If unanimous amendment to annexes is required, it would be virtually impossible to take account of changes in technology and knowledge which dictate either additions or deletions which may be of economic or political benefit to the United States, since any country would be able to veto an international obligation which might otherwise subsist between other important countries with which the United States competes. In effect, even the smallest country would have a veto power. On the other hand, under the two-thirds approach, the United States would have greater ability than most countries to tailor results to its own needs or to marshal a “blocking third.”

There is moreover, no reason whatever to think a unanimous amendment procedure would be acceptable to other countries. This procedure was proposed at Reykjavik by Denmark, whose representative seemed totally unaware of precedents to the contrary. The proposal was supported by no one and opposed by a sufficient number of countries to lay the proposal to the rest.

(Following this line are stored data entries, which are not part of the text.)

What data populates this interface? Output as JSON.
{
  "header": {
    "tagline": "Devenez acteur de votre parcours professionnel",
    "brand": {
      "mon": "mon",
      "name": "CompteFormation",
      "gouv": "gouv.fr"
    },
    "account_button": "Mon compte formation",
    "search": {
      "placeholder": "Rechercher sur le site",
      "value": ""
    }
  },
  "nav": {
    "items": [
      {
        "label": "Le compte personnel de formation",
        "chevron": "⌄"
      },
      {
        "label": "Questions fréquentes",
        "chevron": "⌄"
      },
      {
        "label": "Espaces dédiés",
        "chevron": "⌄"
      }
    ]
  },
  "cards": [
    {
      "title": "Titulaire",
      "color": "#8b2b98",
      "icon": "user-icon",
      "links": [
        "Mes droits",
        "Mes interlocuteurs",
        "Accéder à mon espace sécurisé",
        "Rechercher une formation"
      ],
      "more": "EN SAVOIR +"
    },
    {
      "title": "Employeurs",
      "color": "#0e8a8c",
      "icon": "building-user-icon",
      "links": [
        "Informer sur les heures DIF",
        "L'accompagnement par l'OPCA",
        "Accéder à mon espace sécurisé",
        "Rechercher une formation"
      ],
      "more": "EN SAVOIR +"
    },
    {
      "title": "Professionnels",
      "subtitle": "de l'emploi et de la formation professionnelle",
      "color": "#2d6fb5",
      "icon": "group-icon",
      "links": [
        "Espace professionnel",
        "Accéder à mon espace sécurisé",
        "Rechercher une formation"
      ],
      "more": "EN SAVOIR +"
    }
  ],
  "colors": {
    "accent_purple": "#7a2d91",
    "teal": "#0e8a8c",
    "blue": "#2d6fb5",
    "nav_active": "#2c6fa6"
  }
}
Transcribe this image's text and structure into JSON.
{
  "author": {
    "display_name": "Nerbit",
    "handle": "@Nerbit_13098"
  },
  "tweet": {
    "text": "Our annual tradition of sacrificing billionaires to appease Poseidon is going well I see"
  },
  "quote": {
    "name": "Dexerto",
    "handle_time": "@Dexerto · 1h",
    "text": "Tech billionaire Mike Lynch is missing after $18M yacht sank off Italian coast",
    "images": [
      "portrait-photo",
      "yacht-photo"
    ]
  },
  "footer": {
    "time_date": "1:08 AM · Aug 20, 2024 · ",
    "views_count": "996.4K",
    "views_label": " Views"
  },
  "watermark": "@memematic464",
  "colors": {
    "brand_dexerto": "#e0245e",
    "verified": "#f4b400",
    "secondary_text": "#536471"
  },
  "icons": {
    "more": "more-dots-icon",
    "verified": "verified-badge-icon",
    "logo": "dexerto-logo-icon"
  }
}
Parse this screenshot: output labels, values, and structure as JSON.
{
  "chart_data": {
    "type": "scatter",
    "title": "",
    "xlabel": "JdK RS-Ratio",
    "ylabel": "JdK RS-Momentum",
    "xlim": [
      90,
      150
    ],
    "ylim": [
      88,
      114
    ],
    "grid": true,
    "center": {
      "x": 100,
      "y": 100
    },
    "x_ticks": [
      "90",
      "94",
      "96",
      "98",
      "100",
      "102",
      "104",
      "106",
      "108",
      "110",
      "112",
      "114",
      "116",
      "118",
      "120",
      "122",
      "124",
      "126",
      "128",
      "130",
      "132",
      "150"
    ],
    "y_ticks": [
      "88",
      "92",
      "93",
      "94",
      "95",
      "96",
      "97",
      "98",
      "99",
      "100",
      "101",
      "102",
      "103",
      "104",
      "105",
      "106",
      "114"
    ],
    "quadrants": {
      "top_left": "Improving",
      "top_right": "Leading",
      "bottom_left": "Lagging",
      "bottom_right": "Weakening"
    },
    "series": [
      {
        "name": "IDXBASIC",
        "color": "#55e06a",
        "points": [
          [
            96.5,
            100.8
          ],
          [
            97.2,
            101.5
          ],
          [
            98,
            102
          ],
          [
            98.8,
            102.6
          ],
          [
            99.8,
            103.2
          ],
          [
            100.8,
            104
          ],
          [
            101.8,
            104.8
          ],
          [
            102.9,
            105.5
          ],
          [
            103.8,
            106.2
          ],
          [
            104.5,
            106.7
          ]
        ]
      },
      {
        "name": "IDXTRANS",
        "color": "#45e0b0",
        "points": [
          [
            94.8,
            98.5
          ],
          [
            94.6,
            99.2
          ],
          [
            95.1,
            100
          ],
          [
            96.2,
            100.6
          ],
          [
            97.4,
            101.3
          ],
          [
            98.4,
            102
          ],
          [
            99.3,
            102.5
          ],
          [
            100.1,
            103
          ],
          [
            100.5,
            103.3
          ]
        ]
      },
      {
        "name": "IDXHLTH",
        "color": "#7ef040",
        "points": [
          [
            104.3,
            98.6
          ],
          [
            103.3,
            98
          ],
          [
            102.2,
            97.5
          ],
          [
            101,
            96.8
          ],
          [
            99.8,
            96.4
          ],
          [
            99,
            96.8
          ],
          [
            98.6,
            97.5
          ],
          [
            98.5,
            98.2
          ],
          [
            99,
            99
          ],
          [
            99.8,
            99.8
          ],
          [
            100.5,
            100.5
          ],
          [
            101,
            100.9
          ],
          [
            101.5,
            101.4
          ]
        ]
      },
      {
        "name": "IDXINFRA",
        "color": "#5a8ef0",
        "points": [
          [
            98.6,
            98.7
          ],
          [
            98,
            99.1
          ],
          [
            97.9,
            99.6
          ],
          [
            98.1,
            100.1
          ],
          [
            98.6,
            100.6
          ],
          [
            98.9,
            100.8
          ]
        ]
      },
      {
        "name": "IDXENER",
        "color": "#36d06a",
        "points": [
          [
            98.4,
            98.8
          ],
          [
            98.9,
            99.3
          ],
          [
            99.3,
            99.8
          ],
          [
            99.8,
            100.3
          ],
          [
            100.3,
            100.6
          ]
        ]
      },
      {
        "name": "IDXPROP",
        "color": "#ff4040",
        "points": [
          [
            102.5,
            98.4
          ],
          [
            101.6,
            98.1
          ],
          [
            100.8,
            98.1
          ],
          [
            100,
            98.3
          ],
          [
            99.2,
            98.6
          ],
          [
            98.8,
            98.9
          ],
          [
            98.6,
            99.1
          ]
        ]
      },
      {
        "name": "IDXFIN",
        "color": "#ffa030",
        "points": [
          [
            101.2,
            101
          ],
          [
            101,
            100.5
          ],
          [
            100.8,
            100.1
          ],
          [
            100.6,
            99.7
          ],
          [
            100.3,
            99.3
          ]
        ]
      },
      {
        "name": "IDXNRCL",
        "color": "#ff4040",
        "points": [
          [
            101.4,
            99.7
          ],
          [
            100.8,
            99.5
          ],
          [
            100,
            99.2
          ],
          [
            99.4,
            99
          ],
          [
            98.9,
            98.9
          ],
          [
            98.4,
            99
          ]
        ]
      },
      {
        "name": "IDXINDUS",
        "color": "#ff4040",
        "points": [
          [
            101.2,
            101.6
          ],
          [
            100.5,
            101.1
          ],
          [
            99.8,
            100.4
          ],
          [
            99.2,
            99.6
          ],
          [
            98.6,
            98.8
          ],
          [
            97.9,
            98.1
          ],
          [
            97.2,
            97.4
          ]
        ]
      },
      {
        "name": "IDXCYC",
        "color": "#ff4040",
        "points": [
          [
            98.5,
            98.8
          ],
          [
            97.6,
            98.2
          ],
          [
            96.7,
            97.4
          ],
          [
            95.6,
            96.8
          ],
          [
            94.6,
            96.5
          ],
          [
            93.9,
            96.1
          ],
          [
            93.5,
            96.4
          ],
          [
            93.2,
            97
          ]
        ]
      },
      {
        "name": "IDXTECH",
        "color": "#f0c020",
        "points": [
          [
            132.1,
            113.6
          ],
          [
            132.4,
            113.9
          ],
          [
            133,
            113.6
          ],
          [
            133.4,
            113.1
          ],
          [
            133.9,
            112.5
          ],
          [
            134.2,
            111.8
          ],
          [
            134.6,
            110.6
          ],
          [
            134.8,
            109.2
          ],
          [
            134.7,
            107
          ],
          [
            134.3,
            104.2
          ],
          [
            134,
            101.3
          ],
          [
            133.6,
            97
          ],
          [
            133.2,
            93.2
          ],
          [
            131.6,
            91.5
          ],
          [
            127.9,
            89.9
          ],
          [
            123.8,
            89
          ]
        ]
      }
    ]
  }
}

In summary the unanimous agreement approach to amending the annexes to the Ocean Dumping Convention would not serve our interests and might well prove impossible to negotiate—an outcome which could prevent agreement on the entire convention. The two-thirds approach or the variation permitting states to opt out of particular amendments would, therefore, be preferable. Neither of these approaches would adversely affect our security interests since, under the two-thirds approach, a specific amendment would not be applicable if we chose not to ratify it. Under the variation of this approach, we could, if necessary, opt out of objectionable amendments.

[Page 9]

Recommendation on Amendment Procedures

The Department of State, the Council on Environmental Quality, and the Environmental Protection Agency recommend that the United States position on amendment procedures for the annexes be to support either two-thirds ratification for amendments to come into effect for those states ratifying such amendments, or the variation allowing individual states to opt of amendments.



John. N. Irwin II
  1. Source: National Archives, RG 59, Central Files 1970-73, SCI 41-3 UN. Confidential. There is no indication that the President approved or disapproved any of the recommendations.
  2. Irwin submitted a report of the Under Secretaries Committee on the status of international environmental negotiations as requested by the President.
  3. For the purposes of this report, the Under Secretaries Committee has included, in addition to regular members, the Council on Environmental Quality and the Environmental Protection Agency.